Shutting off the water, I dry off—which is literally impossible in this tiny chamber that fills up with steam in a matter of five minutes—then dismiss myself to my room wearing just a towel as the desperate, squirming suitemate barges her way into the bathroom. No eye contact is made and my door’s shut and locked before any due awkwardness can ensue. Still, that doesn’t save me from the deadpan stare I get from Sam sitting cross-legged on her bed, who I didn’t realize was here either. Did everyone in the world return to their rooms during the one shower I take in which I chose to get myself off?
No matter, I hide in the closet and dress myself for tonight’s read-through. Even though rehearsals don’t start until Monday, they’ve scheduled a reading of the script with all the cast and some crew heads tonight before we all break for the weekend to learn our lines.

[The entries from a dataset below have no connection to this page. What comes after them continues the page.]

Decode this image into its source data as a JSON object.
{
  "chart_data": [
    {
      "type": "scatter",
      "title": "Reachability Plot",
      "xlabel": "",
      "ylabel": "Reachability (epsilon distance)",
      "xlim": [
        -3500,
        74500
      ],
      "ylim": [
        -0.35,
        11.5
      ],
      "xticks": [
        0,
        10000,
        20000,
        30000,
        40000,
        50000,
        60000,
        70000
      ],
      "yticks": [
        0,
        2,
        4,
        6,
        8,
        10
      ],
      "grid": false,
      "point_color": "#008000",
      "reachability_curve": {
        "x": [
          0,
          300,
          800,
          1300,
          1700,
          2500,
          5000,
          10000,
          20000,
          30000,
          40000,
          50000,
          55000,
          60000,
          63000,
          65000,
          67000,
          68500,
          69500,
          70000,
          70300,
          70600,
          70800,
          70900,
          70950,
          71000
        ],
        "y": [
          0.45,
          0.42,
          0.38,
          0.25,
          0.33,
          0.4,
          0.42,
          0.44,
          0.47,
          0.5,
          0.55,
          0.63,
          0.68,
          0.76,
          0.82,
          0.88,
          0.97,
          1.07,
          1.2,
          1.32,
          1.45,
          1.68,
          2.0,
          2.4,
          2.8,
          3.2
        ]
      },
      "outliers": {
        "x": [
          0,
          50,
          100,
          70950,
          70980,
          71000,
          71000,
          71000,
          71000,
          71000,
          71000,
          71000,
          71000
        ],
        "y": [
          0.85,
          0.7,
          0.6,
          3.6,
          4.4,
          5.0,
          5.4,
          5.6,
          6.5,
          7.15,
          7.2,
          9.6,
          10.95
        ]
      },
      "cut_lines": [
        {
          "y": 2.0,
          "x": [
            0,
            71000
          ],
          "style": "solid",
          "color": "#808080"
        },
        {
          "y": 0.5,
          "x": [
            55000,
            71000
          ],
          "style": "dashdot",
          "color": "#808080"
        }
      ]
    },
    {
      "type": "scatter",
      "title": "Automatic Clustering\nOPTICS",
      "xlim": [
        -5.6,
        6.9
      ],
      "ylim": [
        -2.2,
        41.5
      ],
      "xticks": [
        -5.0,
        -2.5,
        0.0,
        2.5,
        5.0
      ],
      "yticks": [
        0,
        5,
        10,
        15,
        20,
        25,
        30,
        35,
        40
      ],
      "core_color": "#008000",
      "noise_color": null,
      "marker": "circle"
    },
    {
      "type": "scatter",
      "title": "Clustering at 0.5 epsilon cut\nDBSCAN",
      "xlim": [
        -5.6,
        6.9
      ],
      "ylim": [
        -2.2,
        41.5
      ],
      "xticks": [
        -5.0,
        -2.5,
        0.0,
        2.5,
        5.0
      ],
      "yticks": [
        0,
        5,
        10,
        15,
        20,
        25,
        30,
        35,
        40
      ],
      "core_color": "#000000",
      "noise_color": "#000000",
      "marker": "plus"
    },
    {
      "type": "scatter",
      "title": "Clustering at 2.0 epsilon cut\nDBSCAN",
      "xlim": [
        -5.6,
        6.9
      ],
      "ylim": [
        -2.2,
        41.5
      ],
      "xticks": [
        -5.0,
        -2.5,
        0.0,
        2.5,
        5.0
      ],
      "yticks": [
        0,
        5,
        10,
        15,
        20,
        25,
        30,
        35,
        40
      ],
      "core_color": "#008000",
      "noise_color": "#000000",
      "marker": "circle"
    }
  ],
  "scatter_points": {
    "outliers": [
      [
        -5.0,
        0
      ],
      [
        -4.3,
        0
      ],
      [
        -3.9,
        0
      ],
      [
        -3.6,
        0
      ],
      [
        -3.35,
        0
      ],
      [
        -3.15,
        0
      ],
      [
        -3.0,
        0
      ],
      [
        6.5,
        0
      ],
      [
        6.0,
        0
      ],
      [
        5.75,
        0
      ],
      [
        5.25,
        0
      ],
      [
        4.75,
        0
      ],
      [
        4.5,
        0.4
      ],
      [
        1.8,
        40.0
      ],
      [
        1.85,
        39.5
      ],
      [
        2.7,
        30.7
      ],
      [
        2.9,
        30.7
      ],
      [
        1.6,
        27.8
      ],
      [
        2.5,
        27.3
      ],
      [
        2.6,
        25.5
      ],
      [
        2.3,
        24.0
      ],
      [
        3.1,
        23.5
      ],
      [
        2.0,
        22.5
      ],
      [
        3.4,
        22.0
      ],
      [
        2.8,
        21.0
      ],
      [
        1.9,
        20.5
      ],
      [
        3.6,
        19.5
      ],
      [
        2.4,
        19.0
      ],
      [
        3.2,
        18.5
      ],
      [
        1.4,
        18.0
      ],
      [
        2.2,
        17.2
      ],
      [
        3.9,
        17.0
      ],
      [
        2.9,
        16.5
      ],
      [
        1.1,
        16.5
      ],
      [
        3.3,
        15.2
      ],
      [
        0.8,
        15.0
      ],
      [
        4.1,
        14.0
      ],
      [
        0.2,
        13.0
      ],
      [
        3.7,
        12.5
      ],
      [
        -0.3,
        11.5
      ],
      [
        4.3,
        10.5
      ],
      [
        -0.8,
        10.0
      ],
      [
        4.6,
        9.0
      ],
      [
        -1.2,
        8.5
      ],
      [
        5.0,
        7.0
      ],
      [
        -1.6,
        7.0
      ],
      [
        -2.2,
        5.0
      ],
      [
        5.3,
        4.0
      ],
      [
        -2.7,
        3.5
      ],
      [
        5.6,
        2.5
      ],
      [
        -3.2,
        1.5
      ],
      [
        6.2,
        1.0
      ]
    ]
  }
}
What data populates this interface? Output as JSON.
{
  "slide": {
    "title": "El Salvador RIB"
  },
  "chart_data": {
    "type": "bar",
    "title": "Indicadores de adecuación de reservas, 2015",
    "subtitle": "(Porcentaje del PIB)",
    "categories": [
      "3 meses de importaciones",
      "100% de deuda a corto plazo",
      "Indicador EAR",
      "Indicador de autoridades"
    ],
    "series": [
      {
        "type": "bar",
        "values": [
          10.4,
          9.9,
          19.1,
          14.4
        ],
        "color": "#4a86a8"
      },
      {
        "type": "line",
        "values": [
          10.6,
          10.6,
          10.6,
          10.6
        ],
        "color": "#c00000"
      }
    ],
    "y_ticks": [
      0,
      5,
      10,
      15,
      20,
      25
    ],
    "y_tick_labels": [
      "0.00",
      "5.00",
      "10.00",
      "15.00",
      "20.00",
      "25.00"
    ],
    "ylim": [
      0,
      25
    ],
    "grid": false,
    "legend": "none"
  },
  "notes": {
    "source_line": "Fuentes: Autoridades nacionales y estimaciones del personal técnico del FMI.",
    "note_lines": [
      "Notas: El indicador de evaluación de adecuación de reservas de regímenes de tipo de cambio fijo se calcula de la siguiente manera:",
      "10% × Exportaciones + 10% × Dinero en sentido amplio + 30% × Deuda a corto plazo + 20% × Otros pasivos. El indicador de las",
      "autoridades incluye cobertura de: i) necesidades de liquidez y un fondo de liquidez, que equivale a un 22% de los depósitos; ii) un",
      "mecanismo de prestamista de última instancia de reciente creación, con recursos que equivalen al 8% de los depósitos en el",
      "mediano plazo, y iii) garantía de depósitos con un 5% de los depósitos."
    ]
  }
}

The whole way to the School of Theatre, I find my heart thrumming heavily between my footsteps. I don’t know if it’s because auditions happened last Friday—exactly a week ago today—or if I’m somehow channeling the bold recklessness that a few drinks gave me before I sang my heart out at the Throng.
I enter the rehearsal room and dozens of eyes are on me at once, the noise of chatter cut in half by my arrival. I’m stunned by the reaction, worrying for a second that I’d gotten the time wrong and I’m late. There’s a set of long tables arranged in a U, around which actors and designers are seated with scripts set before them, ready.
“D-lady!” calls out Eric, who magically appears, waving. “Got a seat for you!”
I smile mutely at the others in the room, then put myself in the empty chair at his side. When I look up at the person seated across from me, I’m stabbed in the chest.